La canzone alla fine fu intitolata A CHANGE IS GONNA COME (il cambiamento sta arrivando https://www.youtube.com/watch?v=wEBlaMOmKV4 ), titolo ancora più suggestivo. Cosa centra con noi e con la scuola? Beh facile da raccontare. La verità è che la nascita spontanea sui social di una rete di colleghi ed amici che scambiano idee, buone pratiche con il loro carico di condivisione, di contaminazione, di scambio culturale continuo ed ininterrotto ha creato una selezione naturale di innovazione che va al di là di ogni riforma della scuola buona o cattiva che sia. Siamo finalmente noi da soli a scegliere cosa e come insegnare, a sperimentare, a promuovere e bocciare pratiche e tecniche con vantaggio indiscusso per le nostre classi ed i nostri studenti.
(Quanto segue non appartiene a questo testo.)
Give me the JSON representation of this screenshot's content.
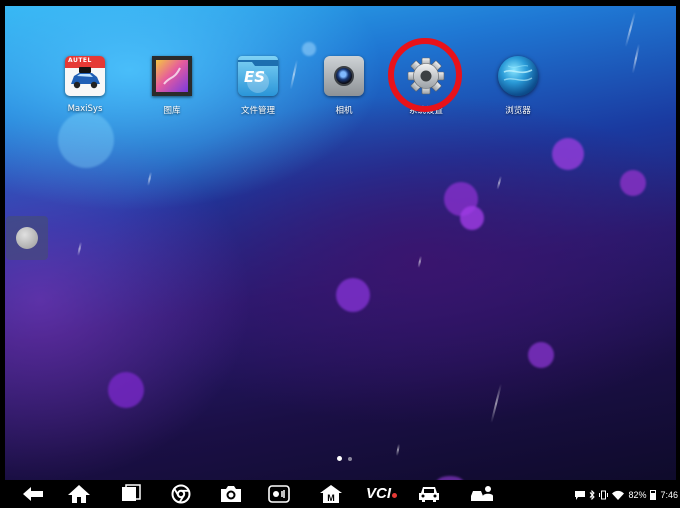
{
  "apps": [
    {
      "id": "maxisys",
      "label": "MaxiSys",
      "brand": "AUTEL",
      "icon": "maxisys-car-icon"
    },
    {
      "id": "gallery",
      "label": "图库",
      "icon": "gallery-icon"
    },
    {
      "id": "file-manager",
      "label": "文件管理",
      "badge": "ES",
      "icon": "file-manager-folder-icon"
    },
    {
      "id": "camera",
      "label": "相机",
      "icon": "camera-icon"
    },
    {
      "id": "settings",
      "label": "系统设置",
      "icon": "gear-icon"
    },
    {
      "id": "browser",
      "label": "浏览器",
      "icon": "globe-icon"
    }
  ],
  "highlight_color": "#e8121a",
  "nav_bar": {
    "buttons": [
      "back-icon",
      "home-icon",
      "recent-apps-icon",
      "chrome-icon",
      "camera-icon",
      "brightness-icon",
      "maxisys-home-icon",
      "vci-icon",
      "car-icon",
      "remote-desk-icon"
    ],
    "vci_label": "VCI"
  },
  "status_bar": {
    "battery": "82%",
    "time": "7:46",
    "icons": [
      "chat-icon",
      "bluetooth-icon",
      "vibrate-icon",
      "wifi-icon",
      "battery-icon"
    ]
  }
}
Questa volta A CHANGE IS GONNA COME lo dico io a gran voce (non lo canto sono per rispetto al grande SAM COOKE), ed il cambiamento, il vero cambiamento di paradigma è più vicino di quello che crediate.
Chiudo la lunga chiacchierata con un’ultima cosa. Ricordate gli sguardi inquisitori dei ragazzi all’inizio di questo articolo? Beh, insegnando col cuore e con attenzione al loro futuro cambiano come nelle foto.